Re: Enquiry about TDE with PgSQL

On Fri, Oct 31, 2025 at 05:16:09PM -0700, Christophe Pettus wrote:
> On Oct 31, 2025, at 07:54, Bruce Momjian <bruce(at)momjian(dot)us> wrote:
> > So it seems we have somewhat of a stand-off, with the Postgres
> > project questioning the value of TDE and the PCI writers
> > doubling-down on specifying disk-level encryption as insufficient.
>
> PCI definitely exhibits a preference away from disk-level encryption,
> although it doesn't prohibit it: you have to make sure that simply
> mounting the disk doesn't decrypt it. Their concern is that if
> user credentials are compromised, and an attacker then has to do
> something else in order to see the plaintext. This kind of implies
> TDE, although they don't use that term.
>
> Now, the road forks here:
>
> 1. If a customer wants TDE and isn't interested in hearing about other
> solutions, then TDE is only thing that will meet that goal.
>
> 2. The PCI spec doesn't specifically offer up TDE as an alternative to
> disk-level encryption, though. It exhibits a strong preference for
> column-level encryption of sensitive data, which doesn't require TDE.
>
> In some ways, there's no real point of discussion.
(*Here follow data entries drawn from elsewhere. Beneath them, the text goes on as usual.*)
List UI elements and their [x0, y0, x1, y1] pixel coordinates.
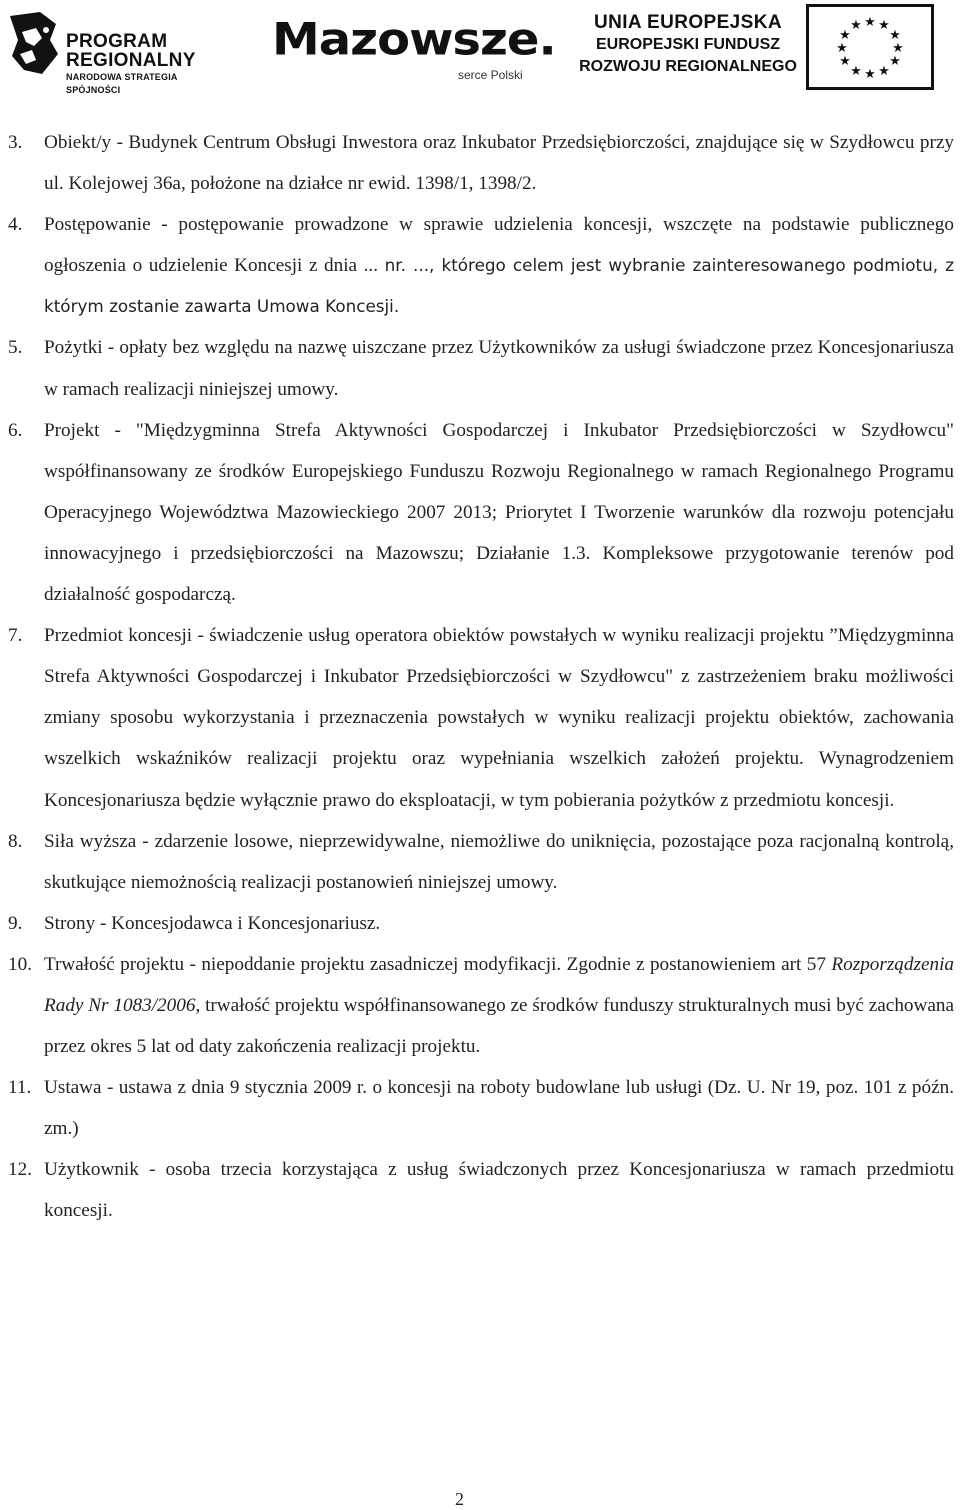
item-number: 11.	[8, 1077, 32, 1099]
item-number: 10.	[8, 953, 32, 975]
mazowsze-subtitle: serce Polski	[458, 68, 523, 82]
svg-text:★: ★	[878, 18, 890, 33]
svg-text:★: ★	[850, 18, 862, 33]
svg-text:★: ★	[850, 64, 862, 79]
svg-text:★: ★	[836, 41, 848, 56]
svg-text:★: ★	[864, 15, 876, 30]
item-text: Projekt - "Międzygminna Strefa Aktywności Gospodarczej i Inkubator Przedsiębiorczości w Szydłowcu" współfinansowany ze środków Europejskiego Funduszu Rozwoju Regionalnego w ramach Regionalnego Programu Operacyjnego Województwa Mazowieckiego 2007 2013; Priorytet I Tworzenie warunków dla rozwoju potencjału innowacyjnego i przedsiębiorczości na Mazowszu; Działanie 1.3. Kompleksowe przygotowanie terenów pod działalność gospodarczą.	[44, 419, 954, 606]
svg-text:★: ★	[839, 54, 851, 69]
item-text-end: , trwałość projektu współfinansowanego ze środków funduszy strukturalnych musi być zachowana przez okres 5 lat od daty zakończenia realizacji projektu.	[44, 994, 954, 1058]
item-text: Trwałość projektu - niepoddanie projektu zasadniczej modyfikacji. Zgodnie z postanowieniem art 57	[44, 953, 832, 975]
item-number: 9.	[8, 912, 23, 934]
item-number: 7.	[8, 625, 23, 647]
item-number: 8.	[8, 830, 23, 852]
item-text: Przedmiot koncesji - świadczenie usług operatora obiektów powstałych w wyniku realizacji projektu ”Międzygminna Strefa Aktywności Gospodarczej i Inkubator Przedsiębiorczości w Szydłowcu" z zastrzeżeniem braku możliwości zmiany sposobu wykorzystania i przeznaczenia powstałych w wyniku realizacji projektu obiektów, zachowania wszelkich wskaźników realizacji projektu oraz wypełniania wszelkich założeń projektu. Wynagrodzeniem Koncesjonariusza będzie wyłącznie prawo do eksploatacji, w tym pobierania pożytków z przedmiotu koncesji.	[44, 625, 954, 811]
list-item-4	[8, 204, 954, 327]
list-item-12	[8, 1149, 954, 1231]
item-number: 4.	[8, 214, 23, 236]
list-item-5	[8, 327, 954, 409]
svg-text:★: ★	[892, 41, 904, 56]
item-text-continuation: nr. ..., którego celem jest wybranie zainteresowanego podmiotu, z którym zostanie zawarta Umowa Koncesji.	[44, 255, 954, 317]
definitions-list	[8, 122, 954, 1232]
eu-text-line3: ROZWOJU REGIONALNEGO	[579, 58, 797, 75]
item-number: 3.	[8, 132, 23, 153]
list-item-6	[8, 410, 954, 615]
eu-flag-icon	[806, 4, 934, 90]
item-text: Ustawa - ustawa z dnia 9 stycznia 2009 r. o koncesji na roboty budowlane lub usługi (Dz. U. Nr 19, poz. 101 z późn. zm.)	[44, 1077, 954, 1140]
item-text: Użytkownik - osoba trzecia korzystająca z usług świadczonych przez Koncesjonariusza w ramach przedmiotu koncesji.	[44, 1159, 954, 1222]
item-number: 5.	[8, 337, 23, 359]
svg-text:★: ★	[839, 28, 851, 43]
item-text: Obiekt/y - Budynek Centrum Obsługi Inwestora oraz Inkubator Przedsiębiorczości, znajdujące się w Szydłowcu przy ul. Kolejowej 36a, położone na działce nr ewid. 1398/1, 1398/2.	[44, 132, 954, 195]
mazowsze-logo	[272, 10, 562, 88]
svg-text:★: ★	[889, 28, 901, 43]
eu-stars-icon	[809, 7, 931, 87]
program-regionalny-logo	[6, 4, 226, 95]
item-number: 6.	[8, 419, 23, 441]
list-item-9	[8, 903, 954, 944]
program-regionalny-emblem-icon	[6, 10, 60, 78]
item-text: Strony - Koncesjodawca i Koncesjonariusz.	[44, 912, 381, 934]
list-item-11	[8, 1067, 954, 1149]
logo-text-regionalny: REGIONALNY	[66, 50, 196, 71]
eu-logo-text	[578, 12, 798, 88]
list-item-3	[8, 122, 954, 204]
logo-text-strategia: NARODOWA STRATEGIA SPÓJNOŚCI	[66, 72, 178, 95]
eu-text-line2: EUROPEJSKI FUNDUSZ	[595, 36, 781, 53]
regulation-citation: Rozporządzenia Rady Nr 1083/2006	[44, 953, 954, 1016]
svg-text:★: ★	[864, 67, 876, 82]
svg-text:★: ★	[889, 54, 901, 69]
eu-text-line1: UNIA EUROPEJSKA	[594, 12, 782, 33]
logo-text-program: PROGRAM	[66, 31, 168, 52]
list-item-7	[8, 615, 954, 820]
page-header	[0, 0, 960, 100]
list-item-10	[8, 944, 954, 1067]
item-number: 12.	[8, 1159, 32, 1181]
item-text: Pożytki - opłaty bez względu na nazwę uiszczane przez Użytkowników za usługi świadczone przez Koncesjonariusza w ramach realizacji niniejszej umowy.	[44, 337, 954, 400]
page-number: 2	[455, 1489, 464, 1509]
svg-text:★: ★	[878, 64, 890, 79]
item-text: Siła wyższa - zdarzenie losowe, nieprzewidywalne, niemożliwe do uniknięcia, pozostające poza racjonalną kontrolą, skutkujące niemożnością realizacji postanowień niniejszej umowy.	[44, 830, 954, 893]
mazowsze-wordmark: Mazowsze.	[272, 14, 556, 66]
item-text: Postępowanie - postępowanie prowadzone w sprawie udzielenia koncesji, wszczęte na podstawie publicznego ogłoszenia o udzielenie Koncesji z dnia ...	[44, 214, 954, 277]
list-item-8	[8, 821, 954, 903]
You can comply
> with PCI without TDE (I would argue that, in fact, you are in a better
> position with column-level encryption), but if the organization wants
> TDE, then the technical arguments rarely matter.

I think column-level encryption, on the client side, actually does
improve security and is preferable to file system level TDE, and I think
many here feel the same way.

--
Bruce Momjian <bruce(at)momjian(dot)us> https://momjian.us
EDB https://enterprisedb.com

Do not let urgent matters crowd out time for investment in the future.